Startups meet battlefield needs
The Times of Israël military correspondent Stav Levaton described how war forced Israel’s tech and defense sectors to unite, transforming an “informal relationship” into “a central pillar of Israel’s defense strategy” as “hundreds of startups” began providing capabilities to meet IDF needs in real time.
“Foreign media reports reflect the popularity of Israeli air defense systems in the Gulf, with Iron Dome, the Iron Beam laser system and a drone detector all helping protect the United Arab Emirates”
Major General (Ret.) Amir Baram, the Defense Ministry’s Director-General, said, “For years, Israel was known around the world as a cyber nation,” adding that Israel has become a “tech-defense nation” whose innovations cover “air defense systems, drones, electronic warfare, quantum-resistant communications, intelligence and surveillance systems, cyber defense, and space technologies.”
The DefenseTech Summit at Tel Aviv University, organized by the Defense Ministry’s Directorate of Research and Development, highlighted the Innofense program launched in 2019, which provides initial funding including “subsidies of 200,000 shekels,” and the ministry’s work with “more than 300 startups.”

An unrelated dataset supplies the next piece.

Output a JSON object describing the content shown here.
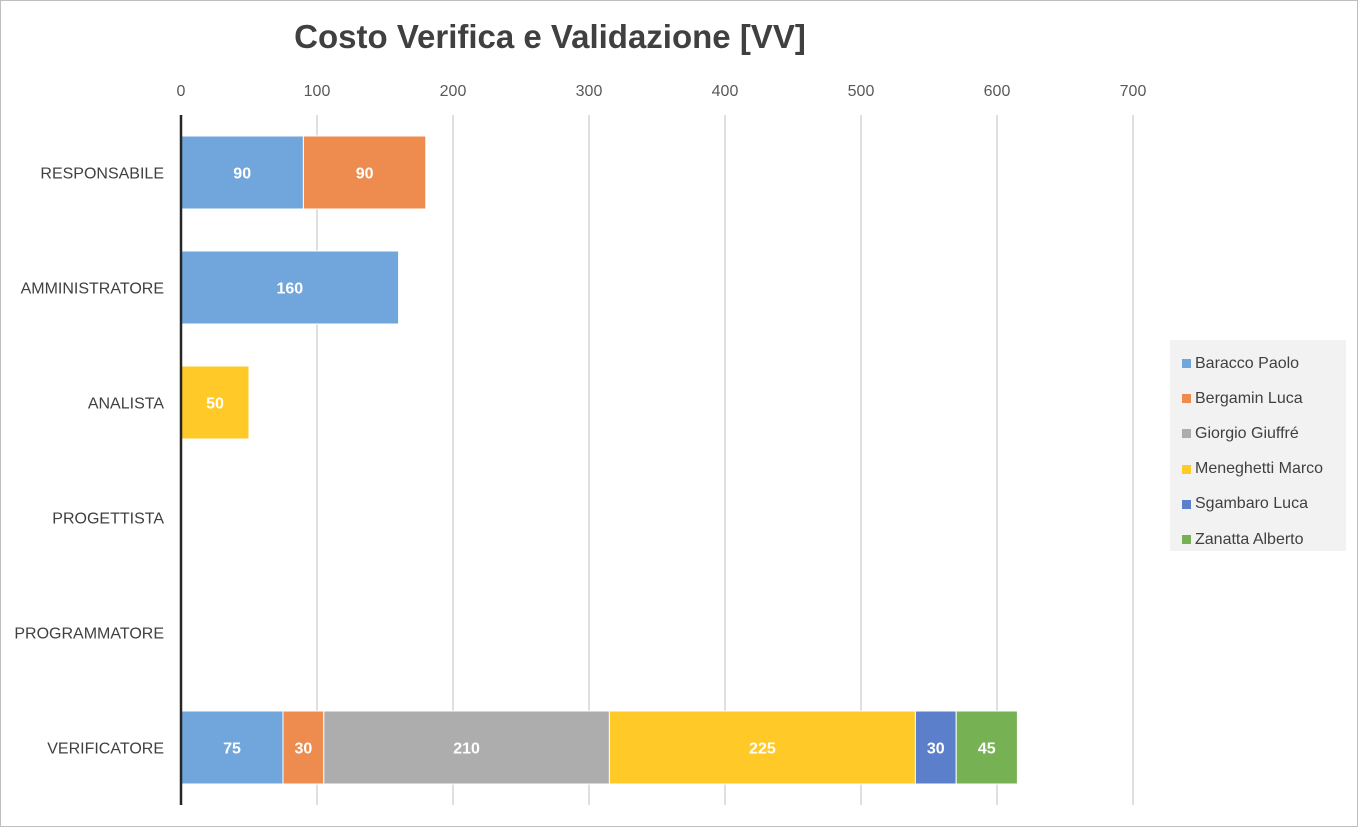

Hamutal Meridor, president and co-founder of Kela Technologies, said, “We are at war, we do not have the luxury of waiting,” and argued that “What we lack are fast, open ecosystems,” while Reuters-style battlefield urgency was echoed through the claim that startups “operate at the same pace as the battlefield.”
The article also linked the ecosystem to Unit 8200 of the Intelligence Corps, describing how computer prodigies develop “cutting-edge technological innovations” that are “reinjected into the military circuit” through direct feedback loops between troops, engineers, and industrial partners.
Exports, oversight, and scrutiny
Haaretz and TheMarker data obtained through freedom of information requests, as described by عرب 48 and برلمان.كوم, said Israel’s Defense Export Control Department granted export licenses for air defense systems to 20 countries in 2025, compared with seven in 2024 and 12 in 2023.
The same reporting said marketing licenses rose to 74 countries in 2025 from 56 in 2024 and 19 in 2023, and it framed the shift as tied to Defense Ministry policy and a reform led by Amir Baram.

Hedye Negev, director-general of the Freedom of Information Movement, warned that “the committee that approves defense exports of advanced technologies and weapons from Israel to the world operates in the shadows,” and added that “the grim figure revealed shows that the committee acts as a rubber stamp, approving more than 99% of defense export applications.”
The برلمان.كوم article placed Morocco among buyers of IAI’s Barak system and said Haaretz attributed the export push to an estimated 20% rise in Israeli military sales, now valued at $18 billion for 2025.
It also reported that of 6,648 requests for military export licenses filed in 2025, only 19 were rejected by Tel Aviv, while cancellations were described as 99 licenses withdrawn in 2025 compared with 174 in 2024.
Missile defense spreads abroad
Haaretz said the market for Israeli air defense systems has expanded “from Morocco to Azerbaijan” as Israel issues more export licenses, and it linked the Gulf demand to Iron Dome, the Iron Beam laser system, and a drone detector protecting the United Arab Emirates.
“Stav Levaton is the Times of Israel's military correspondent”
Axios was cited for deploying the short-range Iron Dome in the UAE during the current war with Iran, while The Financial Times was cited for the Emiratis buying Iron Beam from Rafael Advanced Defense Systems and for Elbit Systems rushing the Spectro drone detection system to the UAE.
The article also said Germany expanded its deal to acquire the long-range Arrow system made by Israel Aerospace Industries, while Slovakia, Cyprus, Azerbaijan and Morocco bought IAI’s Barak air defense system.
A senior official in the defense sector was quoted saying, “you can get an export license for five countries and close only one deal,” even as the reporting projected that Rafael and IAI exports jumped 25 percent last year and that Israel’s total defense exports are expected to reach $18 billion for 2025.
Haaretz further tied the export momentum to the Defense Ministry’s more lenient policy on such sales, part of a reform led by Amir Baram, and it said about 70 percent of Israel’s defense production is exported.